More than a third of vintage Scotch whiskeys tested at a specialist laboratory has been found to be fake, BBC Scotland has learned. Twenty-one out of 55 bottles of rare Scotch were deemed to be outright fakes or whiskeys not distilled in the year declared.
The tests were conducted at the East Kilbride-based Scottish Universities Environmental Research Centre (SUERC). It used advanced radiocarbon dating techniques to reach its conclusions.
SUERC measured residual concentrations of a radioactive isotope of carbon present in the alcohol contained in each bottle in order to establish the ages of the whiskeys.
The samples had been sent for analysis by whiskey broker Rare Whisky 101 (RW101), which said it was responding to growing concern surrounding the proliferation of fake whiskey in the secondary market.
The bottles had been selected at random from auctions, private collections, and retailers.
Last year, the same company exposed a £7,600 dram of vintage Scotch bought in a Swiss hotel as a fake.
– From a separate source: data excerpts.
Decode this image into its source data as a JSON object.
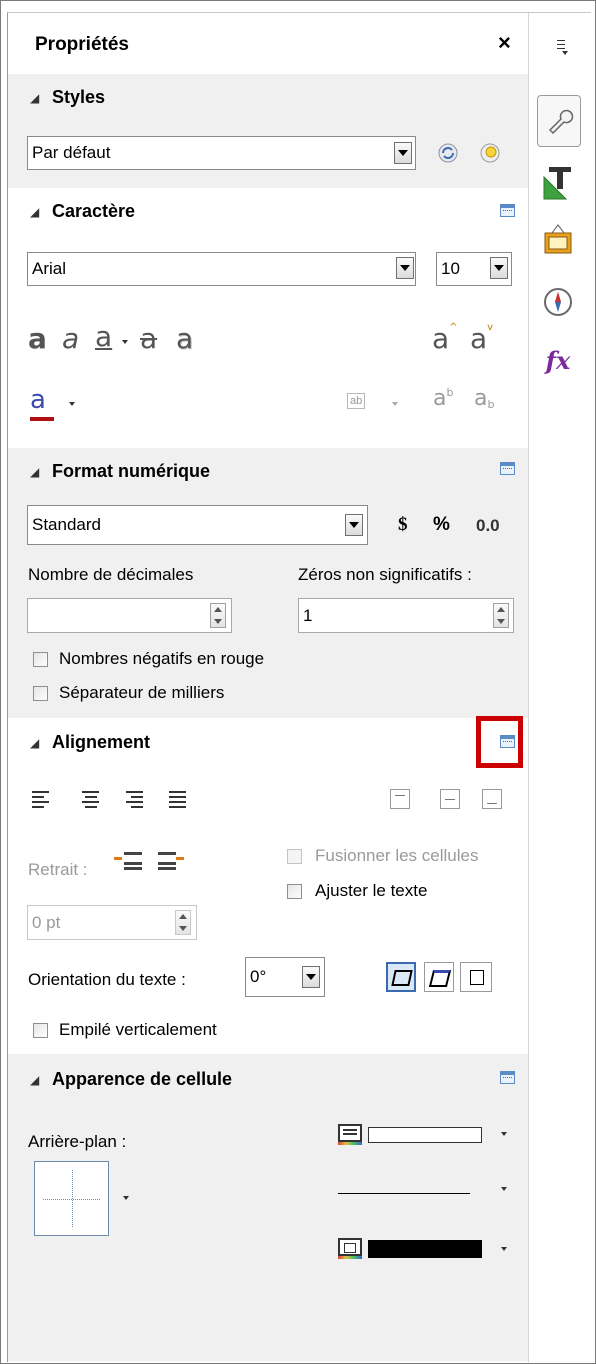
{
  "panel": {
    "title": "Propriétés",
    "close_glyph": "×",
    "menu_glyph": "≡"
  },
  "styles": {
    "header": "Styles",
    "value": "Par défaut",
    "update_icon": "refresh-style-icon",
    "new_icon": "new-style-icon"
  },
  "character": {
    "header": "Caractère",
    "font": "Arial",
    "size": "10",
    "highlight_sample": "ab",
    "spacing_sample": "ab"
  },
  "number_format": {
    "header": "Format numérique",
    "value": "Standard",
    "currency": "$",
    "percent": "%",
    "decimal": "0.0",
    "decimals_label": "Nombre de décimales",
    "leading_zeros_label": "Zéros non significatifs :",
    "decimals_value": "",
    "leading_zeros_value": "1",
    "negative_red_label": "Nombres négatifs en rouge",
    "thousands_sep_label": "Séparateur de milliers"
  },
  "alignment": {
    "header": "Alignement",
    "indent_label": "Retrait :",
    "indent_value": "0 pt",
    "merge_label": "Fusionner les cellules",
    "wrap_label": "Ajuster le texte",
    "orientation_label": "Orientation du texte :",
    "orientation_value": "0°",
    "stacked_label": "Empilé verticalement"
  },
  "cell_appearance": {
    "header": "Apparence de cellule",
    "background_label": "Arrière-plan :"
  },
  "colors": {
    "section_bg": "#f0f0f0",
    "highlight_box": "#cc0000",
    "accent_blue": "#3a6ab0",
    "font_color_bar": "#b01010"
  }
}
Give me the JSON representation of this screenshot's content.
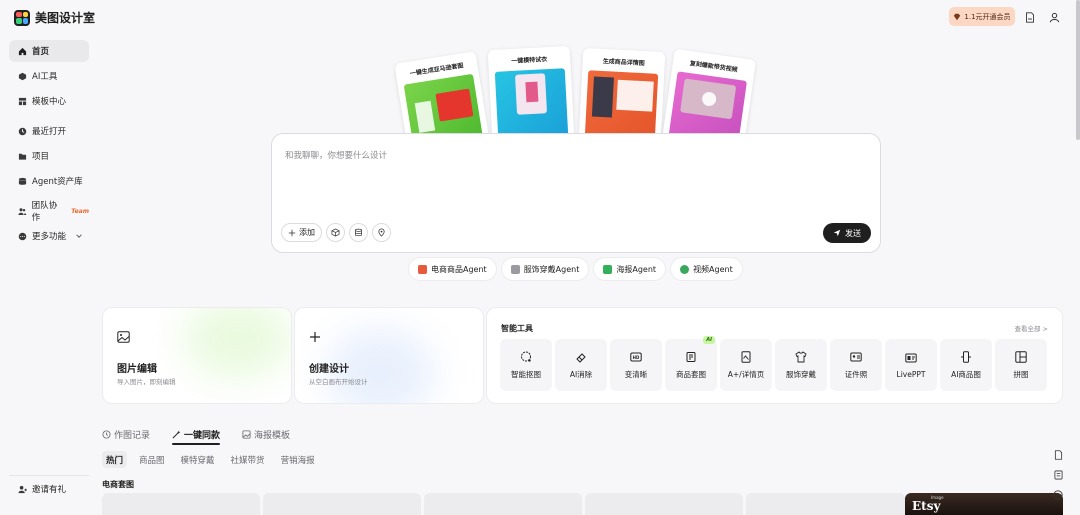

The rare whiskey bottles identified as fakes this year included an Ardbeg 1885, which had been acquired from a private owner, and a Thorne's Heritage early 20th Century blended whiskey purchased from an auctioneer.
RW101 said a total of 10 single malts purporting to be from 1900 or earlier were found not to be genuine. The company said that if tests had proven all 21 bottles to be genuine, collectively they could have been valued at about £635,000.
RW101 has estimated that about £41m worth of rare whiskey which is currently circulating in the secondary market - and present in existing collections - is fake. That is more than the entire UK whiskey auction market, which RW101 has forecast will exceed £36m by the end of this year.
RW101 co-founder David Robertson said, the vast majority of vendors were not knowingly selling fake Scotch but every purported rare whiskey bottle should be assumed to be fake until proven genuine, especially if it claimed to be a single malt.
He added: This problem will only grow as prices for rare bottles continue to increase.
The exploding demand for rare whiskey is inevitably attracting rogue elements to the sector.”